Une présence

J’habite ici depuis très longtemps. Ne me demandez pas depuis quand : quelle importance ? peut-être d’ailleurs ai-je toujours vécu là. Je suis le souffle qui fait frémir le rideau de la cheminée, je suis le bois de l’escalier qui se manifeste sous vos pas hésitants, je suis le parfum indéfinissable et quelque peu énigmatique qui s’empare de vous sitôt franchi le seuil de cet endroit.
Car vous m’avez ressenti, n’est-ce pas ?
Vous ne me voyez pas, c’est normal, j’ai fini par me fondre dans le décor, quand bien même fût-il de Noël.
Je cours et je vole de pièce en pièce, insaisissable mouvement qui vous oblige à vous retourner pour vous arrêter l’espace de quelques secondes et percevoir l’invisible.
Je caracole et plane au-dessus de tout objet, infatigable ondulation qui dépose son empreinte impalpable et incertaine.

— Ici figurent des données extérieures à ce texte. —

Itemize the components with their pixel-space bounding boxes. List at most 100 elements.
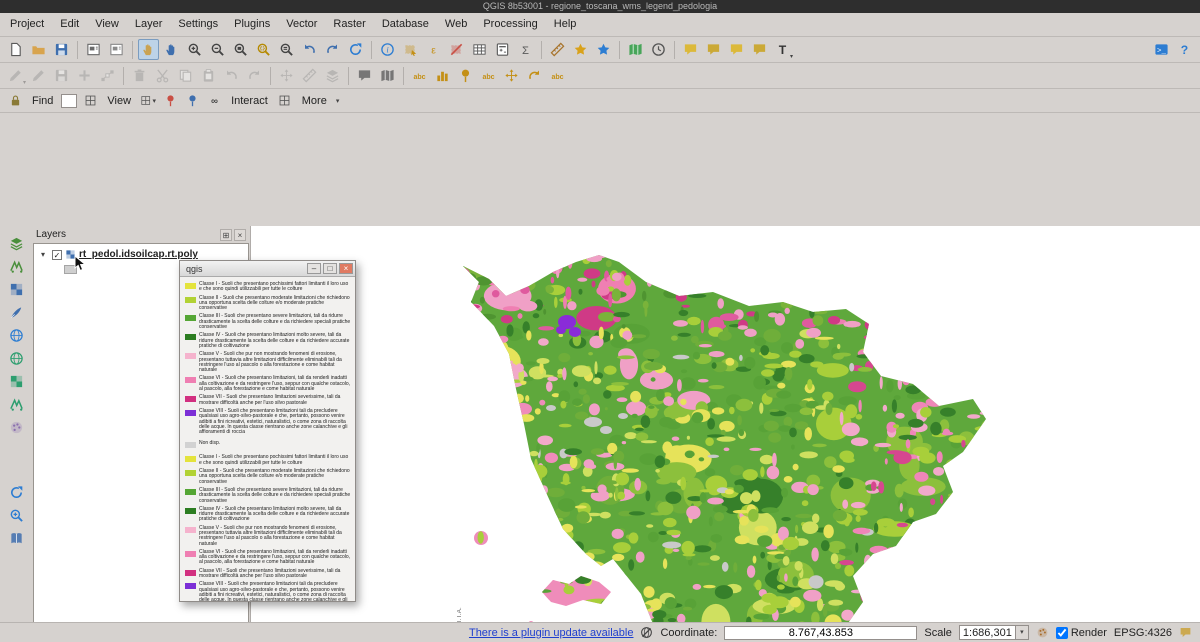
place-marker-button[interactable] bbox=[161, 92, 179, 110]
metasearch-button[interactable] bbox=[6, 505, 27, 526]
merge-features-button[interactable] bbox=[322, 65, 343, 86]
tree-expander-icon[interactable]: ▾ bbox=[41, 250, 49, 259]
find-options-button[interactable] bbox=[81, 92, 99, 110]
layer-name[interactable]: rt_pedol.idsoilcap.rt.poly bbox=[79, 249, 198, 260]
pan-map-button[interactable] bbox=[138, 39, 159, 60]
menu-plugins[interactable]: Plugins bbox=[226, 13, 278, 36]
menu-database[interactable]: Database bbox=[374, 13, 437, 36]
open-attribute-table-button[interactable] bbox=[469, 39, 490, 60]
render-toggle[interactable]: Render bbox=[1056, 627, 1107, 639]
data-source-manager-button[interactable] bbox=[6, 233, 27, 254]
new-print-layout-button[interactable] bbox=[83, 39, 104, 60]
view-options-button[interactable]: ▾ bbox=[139, 92, 157, 110]
select-by-expression-button[interactable] bbox=[423, 39, 444, 60]
zoom-last-button[interactable] bbox=[299, 39, 320, 60]
python-console-button[interactable] bbox=[1151, 39, 1172, 60]
style-panel-button[interactable] bbox=[6, 417, 27, 438]
measure-line-button[interactable] bbox=[547, 39, 568, 60]
zoom-to-selection-button[interactable] bbox=[253, 39, 274, 60]
identify-features-button[interactable] bbox=[377, 39, 398, 60]
add-wcs-layer-button[interactable] bbox=[6, 371, 27, 392]
vertex-tool-button[interactable] bbox=[97, 65, 118, 86]
link-views-button[interactable] bbox=[205, 92, 223, 110]
layout-manager-button[interactable] bbox=[106, 39, 127, 60]
deselect-features-button[interactable] bbox=[446, 39, 467, 60]
add-raster-layer-button[interactable] bbox=[6, 279, 27, 300]
zoom-full-button[interactable] bbox=[230, 39, 251, 60]
temporal-controller-button[interactable] bbox=[648, 39, 669, 60]
cut-features-button[interactable] bbox=[152, 65, 173, 86]
select-features-button[interactable] bbox=[400, 39, 421, 60]
statistical-summary-button[interactable] bbox=[515, 39, 536, 60]
help-resources-button[interactable] bbox=[6, 528, 27, 549]
new-3d-map-button[interactable] bbox=[377, 65, 398, 86]
pin-labels-button[interactable] bbox=[455, 65, 476, 86]
save-project-button[interactable] bbox=[51, 39, 72, 60]
menu-edit[interactable]: Edit bbox=[52, 13, 87, 36]
menu-help[interactable]: Help bbox=[546, 13, 585, 36]
zoom-in-button[interactable] bbox=[184, 39, 205, 60]
lock-button[interactable] bbox=[6, 92, 24, 110]
move-label-button[interactable] bbox=[501, 65, 522, 86]
add-wfs-layer-button[interactable] bbox=[6, 348, 27, 369]
map-canvas[interactable] bbox=[251, 226, 1200, 642]
new-spatial-bookmark-button[interactable] bbox=[570, 39, 591, 60]
new-map-view-button[interactable] bbox=[625, 39, 646, 60]
toggle-editing-button[interactable] bbox=[28, 65, 49, 86]
move-feature-button[interactable] bbox=[276, 65, 297, 86]
dialog-maximize-button[interactable]: □ bbox=[323, 263, 337, 274]
layer-diagram-button[interactable] bbox=[432, 65, 453, 86]
layer-visibility-checkbox[interactable]: ✓ bbox=[52, 250, 62, 260]
new-project-button[interactable] bbox=[5, 39, 26, 60]
redo-button[interactable] bbox=[244, 65, 265, 86]
annotation-text-tool-button[interactable]: ▾ bbox=[772, 39, 793, 60]
show-spatial-bookmarks-button[interactable] bbox=[593, 39, 614, 60]
change-label-button[interactable] bbox=[547, 65, 568, 86]
plugin-update-link[interactable]: There is a plugin update available bbox=[469, 627, 634, 639]
palette-icon[interactable] bbox=[1036, 626, 1049, 639]
crs-indicator[interactable]: EPSG:4326 bbox=[1114, 627, 1172, 639]
render-checkbox[interactable] bbox=[1056, 627, 1068, 639]
messages-icon[interactable] bbox=[1179, 626, 1192, 639]
delete-selected-button[interactable] bbox=[129, 65, 150, 86]
undo-button[interactable] bbox=[221, 65, 242, 86]
pan-to-selection-button[interactable] bbox=[161, 39, 182, 60]
field-calculator-button[interactable] bbox=[492, 39, 513, 60]
html-annotation-button[interactable] bbox=[726, 39, 747, 60]
zoom-out-button[interactable] bbox=[207, 39, 228, 60]
add-wms-layer-button[interactable] bbox=[6, 325, 27, 346]
help-button[interactable] bbox=[1174, 39, 1195, 60]
highlight-pinned-labels-button[interactable] bbox=[478, 65, 499, 86]
zoom-to-layer-button[interactable] bbox=[276, 39, 297, 60]
plugin-refresh-button[interactable] bbox=[6, 482, 27, 503]
place-marker-2-button[interactable] bbox=[183, 92, 201, 110]
find-input[interactable] bbox=[61, 94, 77, 108]
menu-view[interactable]: View bbox=[87, 13, 127, 36]
dialog-minimize-button[interactable]: – bbox=[307, 263, 321, 274]
paste-features-button[interactable] bbox=[198, 65, 219, 86]
rotate-label-button[interactable] bbox=[524, 65, 545, 86]
form-annotation-button[interactable] bbox=[703, 39, 724, 60]
copy-features-button[interactable] bbox=[175, 65, 196, 86]
add-feature-button[interactable] bbox=[74, 65, 95, 86]
panel-close-button[interactable]: × bbox=[234, 229, 246, 241]
menu-settings[interactable]: Settings bbox=[170, 13, 226, 36]
refresh-map-button[interactable] bbox=[345, 39, 366, 60]
current-edits-button[interactable]: ▾ bbox=[5, 65, 26, 86]
scale-combo[interactable]: 1:686,301 ▾ bbox=[959, 625, 1029, 640]
menu-project[interactable]: Project bbox=[2, 13, 52, 36]
save-layer-edits-button[interactable] bbox=[51, 65, 72, 86]
layer-labeling-button[interactable] bbox=[409, 65, 430, 86]
zoom-next-button[interactable] bbox=[322, 39, 343, 60]
menu-web[interactable]: Web bbox=[437, 13, 475, 36]
menu-vector[interactable]: Vector bbox=[278, 13, 325, 36]
legend-dialog-titlebar[interactable]: qgis – □ × bbox=[180, 261, 355, 277]
interact-options-button[interactable] bbox=[276, 92, 294, 110]
menu-processing[interactable]: Processing bbox=[475, 13, 545, 36]
svg-annotation-button[interactable] bbox=[749, 39, 770, 60]
dialog-close-button[interactable]: × bbox=[339, 263, 353, 274]
text-annotation-button[interactable] bbox=[680, 39, 701, 60]
add-vector-layer-button[interactable] bbox=[6, 256, 27, 277]
coordinate-input[interactable] bbox=[724, 626, 917, 640]
split-features-button[interactable] bbox=[299, 65, 320, 86]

Je m’attarde à l’orée de votre cœur pour sonder et apprécier les sentiments que vous nourrissez à mon égard.
Je parcours les méandres de votre âme : j’y figure en bonne place et cela me rassure.
Car je veux continuer à vivre dans cette maison, susciter et raviver les mêmes émotions qu’autrefois. Aujourd’hui, Noël s’installe, événement privilégié qui n’usurpera pas ma présence pour autant. Je vais donc me l’approprier, l’habiller de ma couleur et de la fragrance qui n’appartient qu’à ce lieu, lui insuffler la douce impulsion qui me ressemblera.
Le jour de Noël, chaque cadeau reçu ou offert sera enveloppé de mon amour, telle une aura qui conférera son caractère unique et donc précieux. Vous le ressentirez au plus profond de vous-mêmes.
Chaque effluve dispensée par le sapin vous renverra vers ces forêts dans lesquelles j’aimais tant me perdre, si sensible à l’émanation de ces forces mystérieuses et régénératrices, qu’une part de moi-même en est sûrement restée captive.
Chaque place autour de la table vous ramènera veux ceux qui ne viendront plus jamais s’y asseoir. Vous restreindrez le cercle mais vous ne pourrez pas vaincre ce vide car il est intemporel et rien ne saurait le combler.
Chaque guirlande brillera d’une pointe de nostalgie, vous la respirerez, vous vous en laisserez imprégner.
Je sais encore que c’est moi qui recueillerai vos larmes et vos joies, vos espoirs comme vos désillusions, éternel confident, à jamais privé de parole mais non de sensibilité. Pourtant… pourtant, je sais aussi que lorsque vous évoquerez ce que je suis, ce que j’étais, c’est moi qui vibrerai si fort que vos conversations s’interrompront ; vous penserez entendre, étonnés, la plainte du vent dans la cheminée. Son rideau s’animera alors d’un souffle, et vous saurez intimement qu’il s’agit du mien venu vous envelopper de la paix de Noël.
Car je suis… je suis l’esprit de la maison.